Matías desapareció el día que su familia se cambió de casa. Todos en el futuro se mudaron, tarde o temprano, en algún momento. Nunca fue ella la que partió.

Cuando su cuerpo oscilaba entre el techo y el piso de su pequeña pieza de trabajo, José era un elemento que la sujetaba, pero un elemento involuntario. No despreciemos la maternidad de Floreana: aunque su casa no fuese espaciosa -nunca tuvo los medios para algo mejor que ese departamento de dos habitaciones en La Reina- y estuviera un poco desordenada, repleta de libros y papeles en vez de los hermosos muebles que tenía la casa de Dulce, y aunque sus idas al supermercado fuesen más bien esporádicas, para ella la maternidad era algo de la mayor importancia. José interrumpía su fantasía de ser el globo de gas que sube, inalcanzable, pero ella no lo había escogido para la tarea de hacerla bajar del azul inmenso.

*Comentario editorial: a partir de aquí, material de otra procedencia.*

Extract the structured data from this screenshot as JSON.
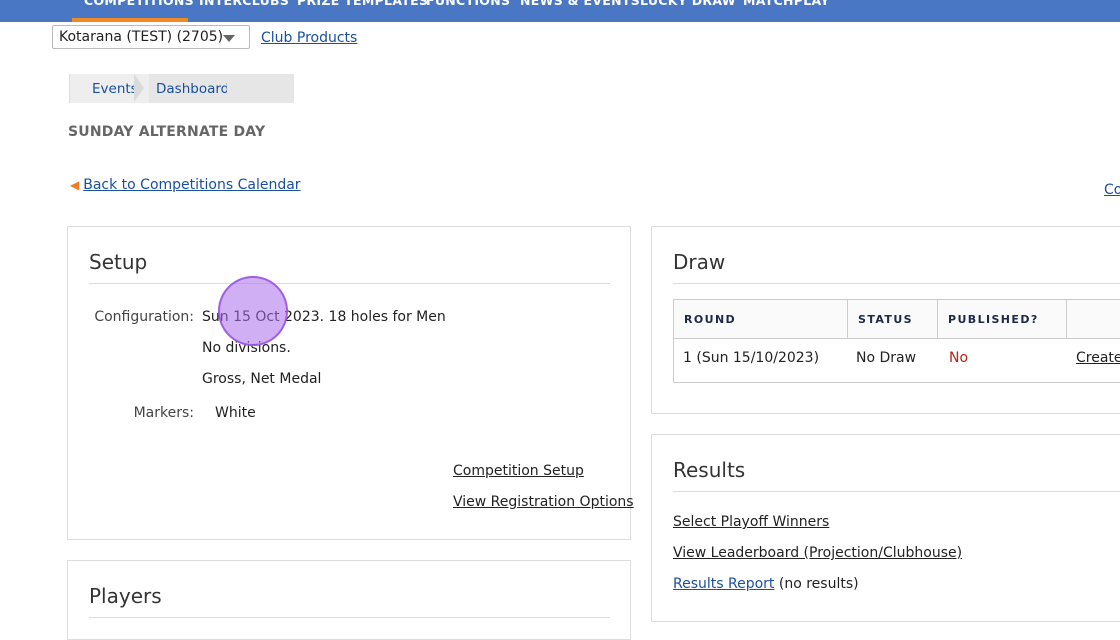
{
  "topnav": {
    "items": [
      "COMPETITIONS",
      "INTERCLUBS",
      "PRIZE TEMPLATES",
      "FUNCTIONS",
      "NEWS & EVENTS",
      "LUCKY DRAW",
      "MATCHPLAY"
    ],
    "active": "COMPETITIONS",
    "bg_color": "#4a77c4",
    "active_color": "#f08a24"
  },
  "club_select": {
    "value": "Kotarana (TEST) (2705)"
  },
  "club_products_link": "Club Products",
  "breadcrumb": [
    "Events",
    "Dashboard"
  ],
  "page_title": "SUNDAY ALTERNATE DAY",
  "back_link": "Back to Competitions Calendar",
  "right_cut_link": "Co",
  "setup": {
    "title": "Setup",
    "configuration_label": "Configuration:",
    "configuration_lines": [
      "Sun 15 Oct 2023. 18 holes for Men",
      "No divisions.",
      "Gross, Net Medal"
    ],
    "markers_label": "Markers:",
    "markers_value": "White",
    "links": [
      "Competition Setup",
      "View Registration Options"
    ]
  },
  "players": {
    "title": "Players"
  },
  "draw": {
    "title": "Draw",
    "columns": [
      "ROUND",
      "STATUS",
      "PUBLISHED?",
      ""
    ],
    "row": {
      "round": "1 (Sun 15/10/2023)",
      "status": "No Draw",
      "published": "No",
      "action": "Create"
    }
  },
  "results": {
    "title": "Results",
    "links": [
      "Select Playoff Winners",
      "View Leaderboard (Projection/Clubhouse)",
      "Results Report"
    ],
    "results_report_note": "(no results)"
  }
}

Hijo cuidado y amado, no era él, sin embargo, quien le daba la forma. No era ése su rol dentro de la pequeña familia, y Floreana tampoco habría encontrado justo que así fuera. Y no es raro que las ausencias del niño -las visitas a la casa de su papá- se constituyeran en los momentos más largos de su concentración, cuando nada la detenía: los momentos más difíciles de abandonar voluntariamente.

En casa de Floreana nunca hubo relojes.

Recuerda con nitidez un cuento de Sommerset Maugham que leyó en su adolescencia: un hombre mira diariamente en la muralla, con fijeza, un cuadro que lo obsesiona; empieza a subirse al cuadro y a meterse dentro de él por un rato todas las tardes, y le resulta cada vez menos placentero salir de allí. Aumenta su tiempo dentro del cuadro a medida que pasan los días. El cuento termina cuando el hombre sube al cuadro y resuelve no bajar más.

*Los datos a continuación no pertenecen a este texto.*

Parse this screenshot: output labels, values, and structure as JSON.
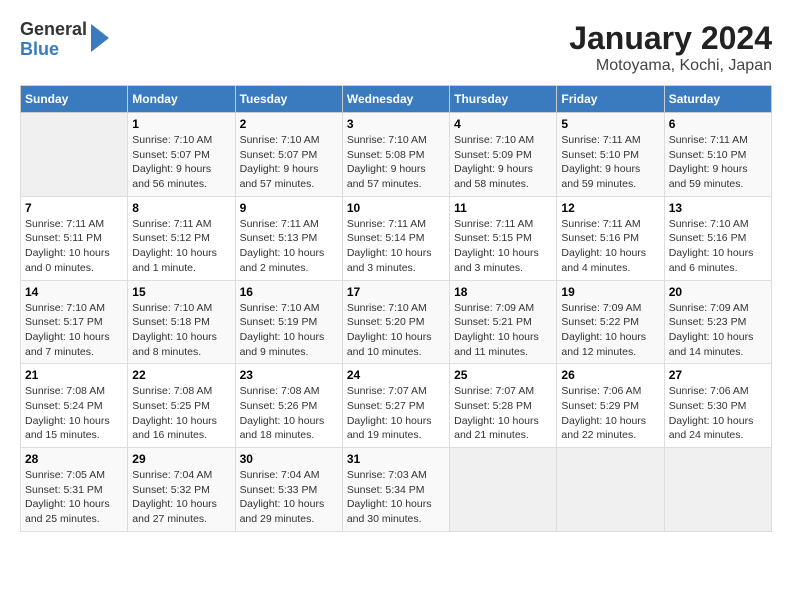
{
  "logo": {
    "general": "General",
    "blue": "Blue"
  },
  "title": "January 2024",
  "subtitle": "Motoyama, Kochi, Japan",
  "days_of_week": [
    "Sunday",
    "Monday",
    "Tuesday",
    "Wednesday",
    "Thursday",
    "Friday",
    "Saturday"
  ],
  "weeks": [
    [
      {
        "day": "",
        "info": ""
      },
      {
        "day": "1",
        "info": "Sunrise: 7:10 AM\nSunset: 5:07 PM\nDaylight: 9 hours\nand 56 minutes."
      },
      {
        "day": "2",
        "info": "Sunrise: 7:10 AM\nSunset: 5:07 PM\nDaylight: 9 hours\nand 57 minutes."
      },
      {
        "day": "3",
        "info": "Sunrise: 7:10 AM\nSunset: 5:08 PM\nDaylight: 9 hours\nand 57 minutes."
      },
      {
        "day": "4",
        "info": "Sunrise: 7:10 AM\nSunset: 5:09 PM\nDaylight: 9 hours\nand 58 minutes."
      },
      {
        "day": "5",
        "info": "Sunrise: 7:11 AM\nSunset: 5:10 PM\nDaylight: 9 hours\nand 59 minutes."
      },
      {
        "day": "6",
        "info": "Sunrise: 7:11 AM\nSunset: 5:10 PM\nDaylight: 9 hours\nand 59 minutes."
      }
    ],
    [
      {
        "day": "7",
        "info": "Sunrise: 7:11 AM\nSunset: 5:11 PM\nDaylight: 10 hours\nand 0 minutes."
      },
      {
        "day": "8",
        "info": "Sunrise: 7:11 AM\nSunset: 5:12 PM\nDaylight: 10 hours\nand 1 minute."
      },
      {
        "day": "9",
        "info": "Sunrise: 7:11 AM\nSunset: 5:13 PM\nDaylight: 10 hours\nand 2 minutes."
      },
      {
        "day": "10",
        "info": "Sunrise: 7:11 AM\nSunset: 5:14 PM\nDaylight: 10 hours\nand 3 minutes."
      },
      {
        "day": "11",
        "info": "Sunrise: 7:11 AM\nSunset: 5:15 PM\nDaylight: 10 hours\nand 3 minutes."
      },
      {
        "day": "12",
        "info": "Sunrise: 7:11 AM\nSunset: 5:16 PM\nDaylight: 10 hours\nand 4 minutes."
      },
      {
        "day": "13",
        "info": "Sunrise: 7:10 AM\nSunset: 5:16 PM\nDaylight: 10 hours\nand 6 minutes."
      }
    ],
    [
      {
        "day": "14",
        "info": "Sunrise: 7:10 AM\nSunset: 5:17 PM\nDaylight: 10 hours\nand 7 minutes."
      },
      {
        "day": "15",
        "info": "Sunrise: 7:10 AM\nSunset: 5:18 PM\nDaylight: 10 hours\nand 8 minutes."
      },
      {
        "day": "16",
        "info": "Sunrise: 7:10 AM\nSunset: 5:19 PM\nDaylight: 10 hours\nand 9 minutes."
      },
      {
        "day": "17",
        "info": "Sunrise: 7:10 AM\nSunset: 5:20 PM\nDaylight: 10 hours\nand 10 minutes."
      },
      {
        "day": "18",
        "info": "Sunrise: 7:09 AM\nSunset: 5:21 PM\nDaylight: 10 hours\nand 11 minutes."
      },
      {
        "day": "19",
        "info": "Sunrise: 7:09 AM\nSunset: 5:22 PM\nDaylight: 10 hours\nand 12 minutes."
      },
      {
        "day": "20",
        "info": "Sunrise: 7:09 AM\nSunset: 5:23 PM\nDaylight: 10 hours\nand 14 minutes."
      }
    ],
    [
      {
        "day": "21",
        "info": "Sunrise: 7:08 AM\nSunset: 5:24 PM\nDaylight: 10 hours\nand 15 minutes."
      },
      {
        "day": "22",
        "info": "Sunrise: 7:08 AM\nSunset: 5:25 PM\nDaylight: 10 hours\nand 16 minutes."
      },
      {
        "day": "23",
        "info": "Sunrise: 7:08 AM\nSunset: 5:26 PM\nDaylight: 10 hours\nand 18 minutes."
      },
      {
        "day": "24",
        "info": "Sunrise: 7:07 AM\nSunset: 5:27 PM\nDaylight: 10 hours\nand 19 minutes."
      },
      {
        "day": "25",
        "info": "Sunrise: 7:07 AM\nSunset: 5:28 PM\nDaylight: 10 hours\nand 21 minutes."
      },
      {
        "day": "26",
        "info": "Sunrise: 7:06 AM\nSunset: 5:29 PM\nDaylight: 10 hours\nand 22 minutes."
      },
      {
        "day": "27",
        "info": "Sunrise: 7:06 AM\nSunset: 5:30 PM\nDaylight: 10 hours\nand 24 minutes."
      }
    ],
    [
      {
        "day": "28",
        "info": "Sunrise: 7:05 AM\nSunset: 5:31 PM\nDaylight: 10 hours\nand 25 minutes."
      },
      {
        "day": "29",
        "info": "Sunrise: 7:04 AM\nSunset: 5:32 PM\nDaylight: 10 hours\nand 27 minutes."
      },
      {
        "day": "30",
        "info": "Sunrise: 7:04 AM\nSunset: 5:33 PM\nDaylight: 10 hours\nand 29 minutes."
      },
      {
        "day": "31",
        "info": "Sunrise: 7:03 AM\nSunset: 5:34 PM\nDaylight: 10 hours\nand 30 minutes."
      },
      {
        "day": "",
        "info": ""
      },
      {
        "day": "",
        "info": ""
      },
      {
        "day": "",
        "info": ""
      }
    ]
  ]
}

Y mientras yo dejo mis espaldas en el compromiso con el acontecer de mi país, soy testigo de esta mujer divagando por las calles como una enajenada, preguntándose una y otra vez, como una huérfana, cuáles son sus raíces, qué la ata, cuáles son sus Padres, cuál es su Lugar.

Más tarde, en un momento determinado de su vida, comprendió en palabras crudas lo que siempre le había sucedido: lo único que lograba romperle la distancia era, sin metáfora alguna, el sexo. A su vez, éste no dependía de ella, nunca era seguro. Entonces deseó una existencia entera sin la necesidad de romper esa distancia. Corta su larga y característica trenza negra, la que había colgado sobre su espalda desde la infancia: es su ofrenda a la Exigente Castidad. (Como en el proverbio alemán, la nueva vida sin las viejas trenzas.) Probablemente, lo asume como el fin de la juventud o de la libido; un fin impuesto. No fue natural, la trenza no cayó; fue cortada. No sabemos si queda un vacío mayor alojado en su cabeza. Sí sabemos que, de la noche a la mañana, pasa a ser una sobreviviente de sus penas, sospechas y resentimientos. Había abandonado los combates dando muestras de rigor, con una calma que, aun siendo falsa, significaba un nuevo orden para ella, y entonces una deseaba quererla por su pura tenacidad.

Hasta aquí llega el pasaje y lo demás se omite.